他没有回答她的问题,手指捉住那颗茑萝花苞似的小珠子绕转抚摸,它也用柔嫩的质地回蹭他略带薄茧的指尖,触感温柔甜腻,如同夏日熟透了的果子,汁液在纤维间汩汩流淌把果皮撑得饱满。
偶尔他会将手指深入进去恶劣地打个圈。果子似被人咬走一块,微微下陷中饱含糖分的汁液推攘中拥挤而出,把前方的小珠子也浸得更为甘甜滑腻。糖分腌制着她的身体隐秘处,滋味可口的秘芽在果肉粒的罅隙穿梭滋长,生气蓬勃。
他看不到,但他能想象得来那是一幅多么诱人的盛景。
怀里这颗小小星球终于克制不住地剧烈战栗起来,几乎要摔离自己的星轨。
“墨潋……”颜凉子第一次以这样的方式到达高潮。她叫了声着他的名字,挺动平息后身体乏力泪眼朦胧地向后仰靠在墨潋的胸膛上。
墨潋模糊的声音在远处响着,像是在自言自语。周围的宇宙有条不紊地变动,有的星星穿过她的身体,宛如迷梦。
“什么……?”她抓住他环着她腰肢的胳膊,迷蒙中问道。
墨潋贴近她,声音簌簌撒落:“和你在一起,我常常感觉自己身处梦境。”
“嗯……人类女性的身体很奇妙的意思?”
“这样理解也没错。”墨潋似乎笑了一下。
感受到墨潋掀起她的裙子打算接着开始时,颜凉子无法不惊慌,她按住他的手指:“直……直接做吧……”

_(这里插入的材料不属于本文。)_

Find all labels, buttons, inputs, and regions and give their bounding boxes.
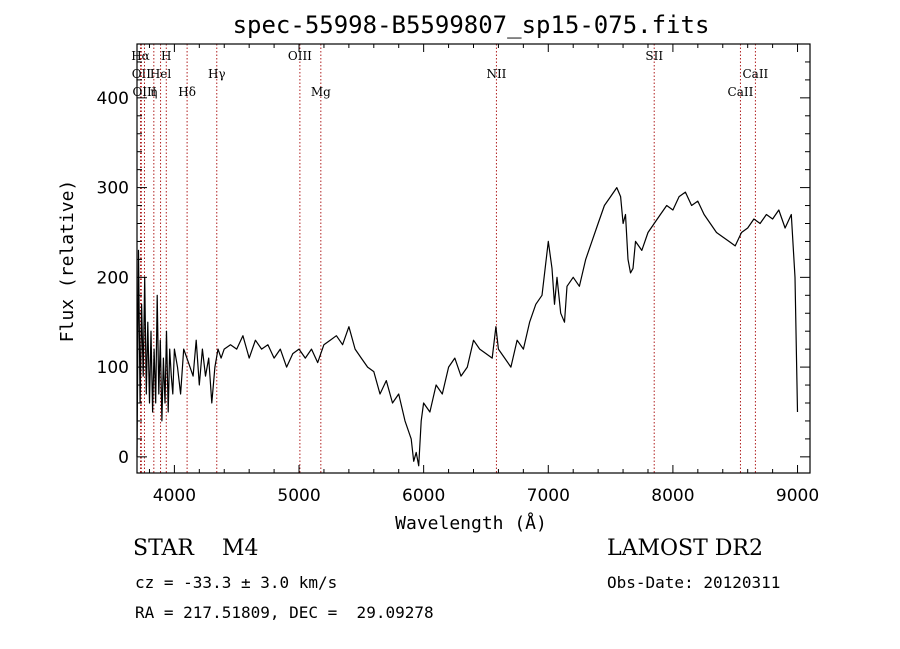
chart-title: spec-55998-B5599807_sp15-075.fits [233, 11, 710, 39]
x-tick-label-6000: 6000 [402, 486, 445, 506]
survey-name: LAMOST DR2 [607, 536, 763, 561]
y-tick-label-400: 400 [97, 89, 129, 109]
x-axis-label: Wavelength (Å) [395, 512, 547, 534]
line-label-4: Hel [150, 67, 172, 81]
line-label-10: NII [486, 67, 506, 81]
line-label-9: Mg [311, 85, 331, 99]
line-label-1: OII [132, 67, 152, 81]
observation-date: Obs-Date: 20120311 [607, 573, 781, 592]
y-tick-label-100: 100 [97, 358, 129, 378]
y-axis-label: Flux (relative) [57, 180, 78, 343]
line-label-8: OIII [288, 49, 312, 63]
x-tick-label-4000: 4000 [153, 486, 196, 506]
y-tick-label-0: 0 [118, 448, 129, 468]
line-label-3: η [150, 85, 157, 99]
line-label-0: Hα [131, 49, 150, 63]
x-tick-label-5000: 5000 [277, 486, 320, 506]
y-tick-label-300: 300 [97, 179, 129, 199]
y-tick-label-200: 200 [97, 268, 129, 288]
redshift-velocity: cz = -33.3 ± 3.0 km/s [135, 573, 338, 592]
object-class: STAR M4 [133, 536, 259, 561]
line-label-2: OIII [132, 85, 156, 99]
line-label-11: SII [645, 49, 663, 63]
axis-ticks: 4000 5000 6000 7000 8000 9000 0 100 200 300 400 [97, 44, 819, 506]
sky-coordinates: RA = 217.51809, DEC = 29.09278 [135, 603, 434, 622]
spectrum-line [136, 187, 799, 467]
x-tick-label-7000: 7000 [527, 486, 570, 506]
line-label-7: Hγ [208, 67, 226, 81]
line-label-13: CaII [742, 67, 768, 81]
line-label-6: Hδ [178, 85, 196, 99]
line-label-12: CaII [728, 85, 754, 99]
x-tick-label-8000: 8000 [651, 486, 694, 506]
plot-frame [136, 43, 811, 474]
x-tick-label-9000: 9000 [776, 486, 819, 506]
spectrum-layer [136, 187, 799, 467]
line-label-5: H [161, 49, 171, 63]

这么坐在墨潋的膝上,他身体的变化颜凉子感受得清晰如刻,但他不打算解决自己的欲望,他更愿意欣赏她在情欲中失控的模样。这对于颜凉子来说比直接交合更难为情。
她抵抗得厉害,墨潋没有强迫她。
他的手指从颜凉子的领口滑至裙摆,她全身的衣物骤然裂开,身体从胸部到下方刚刚高潮过的小穴袒露无遗,如同一颗被剥开外包装的糖果。